I was around at the time of Red Hat going commercial. I heard about that,
<snip> I'm having some problems with the way the conversation is going. RedHat *was* a company; to me, the RHEL was aimed as a wedge, to get into corporate America. For that matter, who started offering their distro of RHEL around then? Why, the same company that offered this new o/s on their brand new product, the IBM PC in 1980: IBM.
RedHat, at least, has not taken the path to the Dark Side, as the Other Company did....
mark
On 6/3/2011 2:15 PM, m.roth@5-cent.us wrote:
So what? Red Hat created a community by beeing free in both senses, and
then decided to go commercial at some point. And that hurt the feelings of some minor number of hard-nosed community members. Is that what you are talking about?
I was around at the time of Red Hat going commercial. I heard about that,
<snip> I'm having some problems with the way the conversation is going. RedHat *was* a company; to me, the RHEL was aimed as a wedge, to get into corporate America. For that matter, who started offering their distro of RHEL around then? Why, the same company that offered this new o/s on their brand new product, the IBM PC in 1980: IBM.

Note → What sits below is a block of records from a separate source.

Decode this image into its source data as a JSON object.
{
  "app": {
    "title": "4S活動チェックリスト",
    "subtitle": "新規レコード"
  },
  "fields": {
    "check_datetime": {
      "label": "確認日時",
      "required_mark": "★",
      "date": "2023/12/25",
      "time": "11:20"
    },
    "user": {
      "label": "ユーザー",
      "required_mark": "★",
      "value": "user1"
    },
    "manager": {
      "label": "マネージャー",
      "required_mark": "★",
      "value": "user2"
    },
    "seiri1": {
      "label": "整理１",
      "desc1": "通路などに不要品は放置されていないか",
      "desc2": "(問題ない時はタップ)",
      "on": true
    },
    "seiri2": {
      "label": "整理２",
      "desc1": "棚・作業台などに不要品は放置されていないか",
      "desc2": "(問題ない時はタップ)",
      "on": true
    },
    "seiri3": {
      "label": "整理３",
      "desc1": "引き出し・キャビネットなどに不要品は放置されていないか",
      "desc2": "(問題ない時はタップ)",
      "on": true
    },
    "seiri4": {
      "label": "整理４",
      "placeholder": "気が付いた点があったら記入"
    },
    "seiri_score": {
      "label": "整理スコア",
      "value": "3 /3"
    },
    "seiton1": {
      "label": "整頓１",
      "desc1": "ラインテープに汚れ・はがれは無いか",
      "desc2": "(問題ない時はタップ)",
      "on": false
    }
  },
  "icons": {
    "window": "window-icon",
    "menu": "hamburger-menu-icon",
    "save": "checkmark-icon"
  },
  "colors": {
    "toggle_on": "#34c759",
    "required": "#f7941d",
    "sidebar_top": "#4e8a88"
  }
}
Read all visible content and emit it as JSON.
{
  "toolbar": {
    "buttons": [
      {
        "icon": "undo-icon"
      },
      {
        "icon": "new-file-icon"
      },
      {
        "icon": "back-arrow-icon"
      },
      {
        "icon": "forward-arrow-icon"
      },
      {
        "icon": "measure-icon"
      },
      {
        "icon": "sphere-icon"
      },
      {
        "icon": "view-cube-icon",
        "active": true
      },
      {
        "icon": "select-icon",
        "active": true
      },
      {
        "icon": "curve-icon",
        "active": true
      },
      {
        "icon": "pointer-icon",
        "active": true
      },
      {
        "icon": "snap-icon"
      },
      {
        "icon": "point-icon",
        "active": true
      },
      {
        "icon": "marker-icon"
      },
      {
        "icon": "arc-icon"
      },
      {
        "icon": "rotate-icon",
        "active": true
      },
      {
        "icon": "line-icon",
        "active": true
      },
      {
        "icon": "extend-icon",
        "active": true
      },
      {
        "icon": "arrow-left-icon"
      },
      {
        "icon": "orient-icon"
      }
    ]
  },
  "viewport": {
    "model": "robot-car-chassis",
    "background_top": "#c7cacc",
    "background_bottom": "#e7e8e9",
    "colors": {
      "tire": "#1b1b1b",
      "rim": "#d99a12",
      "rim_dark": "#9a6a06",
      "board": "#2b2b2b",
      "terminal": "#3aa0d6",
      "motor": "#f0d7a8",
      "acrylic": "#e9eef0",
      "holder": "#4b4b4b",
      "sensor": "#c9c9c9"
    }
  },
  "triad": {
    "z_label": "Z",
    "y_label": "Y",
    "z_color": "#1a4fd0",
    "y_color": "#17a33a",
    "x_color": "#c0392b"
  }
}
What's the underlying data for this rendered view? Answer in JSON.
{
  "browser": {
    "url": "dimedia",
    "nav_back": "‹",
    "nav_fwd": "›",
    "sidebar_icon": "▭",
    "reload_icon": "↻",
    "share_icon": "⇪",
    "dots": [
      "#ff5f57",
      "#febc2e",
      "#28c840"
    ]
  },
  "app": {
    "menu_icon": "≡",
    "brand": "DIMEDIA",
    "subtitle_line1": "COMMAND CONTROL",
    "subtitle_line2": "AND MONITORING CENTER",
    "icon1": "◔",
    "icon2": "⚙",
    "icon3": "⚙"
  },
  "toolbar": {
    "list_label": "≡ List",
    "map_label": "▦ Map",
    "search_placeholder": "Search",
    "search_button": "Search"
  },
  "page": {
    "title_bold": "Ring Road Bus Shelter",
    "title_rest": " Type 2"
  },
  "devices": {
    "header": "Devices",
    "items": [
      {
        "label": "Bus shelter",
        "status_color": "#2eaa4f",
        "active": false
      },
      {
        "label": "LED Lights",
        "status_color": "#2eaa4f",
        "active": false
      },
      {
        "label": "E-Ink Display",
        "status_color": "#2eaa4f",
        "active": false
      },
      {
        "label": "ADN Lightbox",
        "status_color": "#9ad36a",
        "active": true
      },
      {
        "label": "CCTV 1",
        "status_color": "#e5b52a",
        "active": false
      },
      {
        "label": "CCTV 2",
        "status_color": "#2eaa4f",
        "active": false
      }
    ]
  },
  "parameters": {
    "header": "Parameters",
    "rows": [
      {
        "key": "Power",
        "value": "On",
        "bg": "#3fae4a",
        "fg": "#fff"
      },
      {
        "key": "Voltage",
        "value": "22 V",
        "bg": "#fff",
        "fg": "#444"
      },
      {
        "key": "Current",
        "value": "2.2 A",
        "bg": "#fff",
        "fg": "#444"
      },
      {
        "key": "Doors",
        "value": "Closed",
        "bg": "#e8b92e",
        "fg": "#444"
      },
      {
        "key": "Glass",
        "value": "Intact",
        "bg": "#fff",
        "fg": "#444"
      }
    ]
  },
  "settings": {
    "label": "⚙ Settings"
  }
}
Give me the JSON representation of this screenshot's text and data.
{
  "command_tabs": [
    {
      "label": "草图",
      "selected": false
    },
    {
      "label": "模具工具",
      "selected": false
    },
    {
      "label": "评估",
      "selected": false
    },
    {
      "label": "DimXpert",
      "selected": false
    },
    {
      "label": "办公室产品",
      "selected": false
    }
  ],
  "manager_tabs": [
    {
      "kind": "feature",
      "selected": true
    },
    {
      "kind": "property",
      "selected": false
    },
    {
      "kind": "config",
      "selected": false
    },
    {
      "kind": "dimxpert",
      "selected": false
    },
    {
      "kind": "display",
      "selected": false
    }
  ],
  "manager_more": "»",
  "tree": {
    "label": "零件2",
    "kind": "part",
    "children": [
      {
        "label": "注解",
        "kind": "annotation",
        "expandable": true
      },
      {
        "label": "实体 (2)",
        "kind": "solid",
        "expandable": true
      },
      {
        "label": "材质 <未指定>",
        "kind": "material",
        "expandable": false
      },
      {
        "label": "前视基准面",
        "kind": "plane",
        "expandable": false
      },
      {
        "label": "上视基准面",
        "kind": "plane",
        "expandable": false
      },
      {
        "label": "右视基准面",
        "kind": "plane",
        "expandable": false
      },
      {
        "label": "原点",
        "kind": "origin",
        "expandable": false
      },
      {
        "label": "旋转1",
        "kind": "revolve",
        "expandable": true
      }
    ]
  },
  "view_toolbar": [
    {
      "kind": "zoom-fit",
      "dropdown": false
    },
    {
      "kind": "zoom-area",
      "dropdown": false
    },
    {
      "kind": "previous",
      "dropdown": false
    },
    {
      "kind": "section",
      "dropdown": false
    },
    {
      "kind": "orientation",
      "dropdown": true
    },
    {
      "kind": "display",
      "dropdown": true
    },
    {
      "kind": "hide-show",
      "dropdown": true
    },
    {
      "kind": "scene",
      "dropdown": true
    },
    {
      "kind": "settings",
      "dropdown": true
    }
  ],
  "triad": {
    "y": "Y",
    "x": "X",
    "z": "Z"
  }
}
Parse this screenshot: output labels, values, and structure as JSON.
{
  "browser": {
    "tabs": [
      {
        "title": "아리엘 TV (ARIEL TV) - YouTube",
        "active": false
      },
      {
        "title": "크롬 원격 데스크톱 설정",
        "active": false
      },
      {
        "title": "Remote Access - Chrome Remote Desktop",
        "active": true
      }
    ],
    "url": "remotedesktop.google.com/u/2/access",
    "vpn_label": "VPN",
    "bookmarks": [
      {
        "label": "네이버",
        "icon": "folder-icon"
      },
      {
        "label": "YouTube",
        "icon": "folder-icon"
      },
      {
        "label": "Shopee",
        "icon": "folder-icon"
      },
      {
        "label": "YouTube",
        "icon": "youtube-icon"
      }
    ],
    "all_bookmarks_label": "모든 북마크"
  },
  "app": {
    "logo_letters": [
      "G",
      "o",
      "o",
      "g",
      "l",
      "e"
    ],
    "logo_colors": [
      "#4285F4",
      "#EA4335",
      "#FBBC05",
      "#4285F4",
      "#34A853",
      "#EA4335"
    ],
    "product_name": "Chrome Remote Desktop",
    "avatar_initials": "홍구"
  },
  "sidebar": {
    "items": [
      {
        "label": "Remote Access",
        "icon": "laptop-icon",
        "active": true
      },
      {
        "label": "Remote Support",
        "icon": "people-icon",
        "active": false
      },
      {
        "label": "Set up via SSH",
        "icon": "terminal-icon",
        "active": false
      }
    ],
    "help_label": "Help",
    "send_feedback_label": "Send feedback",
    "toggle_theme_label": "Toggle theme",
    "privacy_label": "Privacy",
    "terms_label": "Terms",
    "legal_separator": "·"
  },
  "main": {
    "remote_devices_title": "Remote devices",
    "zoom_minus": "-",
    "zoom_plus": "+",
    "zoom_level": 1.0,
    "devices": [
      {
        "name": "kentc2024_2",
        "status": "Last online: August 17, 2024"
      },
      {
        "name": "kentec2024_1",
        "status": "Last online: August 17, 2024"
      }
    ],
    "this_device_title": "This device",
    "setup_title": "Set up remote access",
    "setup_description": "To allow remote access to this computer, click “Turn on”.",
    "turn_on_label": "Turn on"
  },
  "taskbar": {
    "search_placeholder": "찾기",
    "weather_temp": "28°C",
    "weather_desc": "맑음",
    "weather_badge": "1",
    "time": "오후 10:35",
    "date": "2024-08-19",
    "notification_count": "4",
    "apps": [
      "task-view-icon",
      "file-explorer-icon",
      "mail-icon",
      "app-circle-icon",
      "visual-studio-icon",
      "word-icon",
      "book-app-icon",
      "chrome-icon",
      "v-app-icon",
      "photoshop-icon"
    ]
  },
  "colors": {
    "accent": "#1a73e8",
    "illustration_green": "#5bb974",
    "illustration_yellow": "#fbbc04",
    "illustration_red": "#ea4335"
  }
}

Red Hat started with the concept of selling support services, and while they also sold boxed sets of software (a good thing back when most people didn't have the bandwidth to download it or CD burners), they did not restrict redistribution of the software or installing it on multiple machines.
RedHat, at least, has not taken the path to the Dark Side, as the Other Company did....
That's a matter of opinion, but not so much the point as our dependency on rebuild projects if we don't switch to something else.
On Fri, Jun 3, 2011 at 2:15 PM, m.roth@5-cent.us wrote:
I'm having some problems with the way the conversation is going. RedHat *was* a company; to me, the RHEL was aimed as a wedge, to get into corporate America. For that matter, who started offering their distro of RHEL around then? Why, the same company that offered this new o/s on their brand new product, the IBM PC in 1980: IBM.
I see it this way. Red Hat tried to get into the retail desktop market, with some limited success. They were basically selling the media, CD and books. That market dried up when high speed Internet became more common -- everyone could download and burn their own CDs. So they reinvented themselves. Whether that was a good or bad decision for the community, their focus on the corporate market seems to have paid off for them. And, honestly, it appears to have worked out pretty well for others who use SL or CentOS, or one of the many products based on CentOS (like most of the open VOIP switches and ClearBox, Blue Onyx, etc.).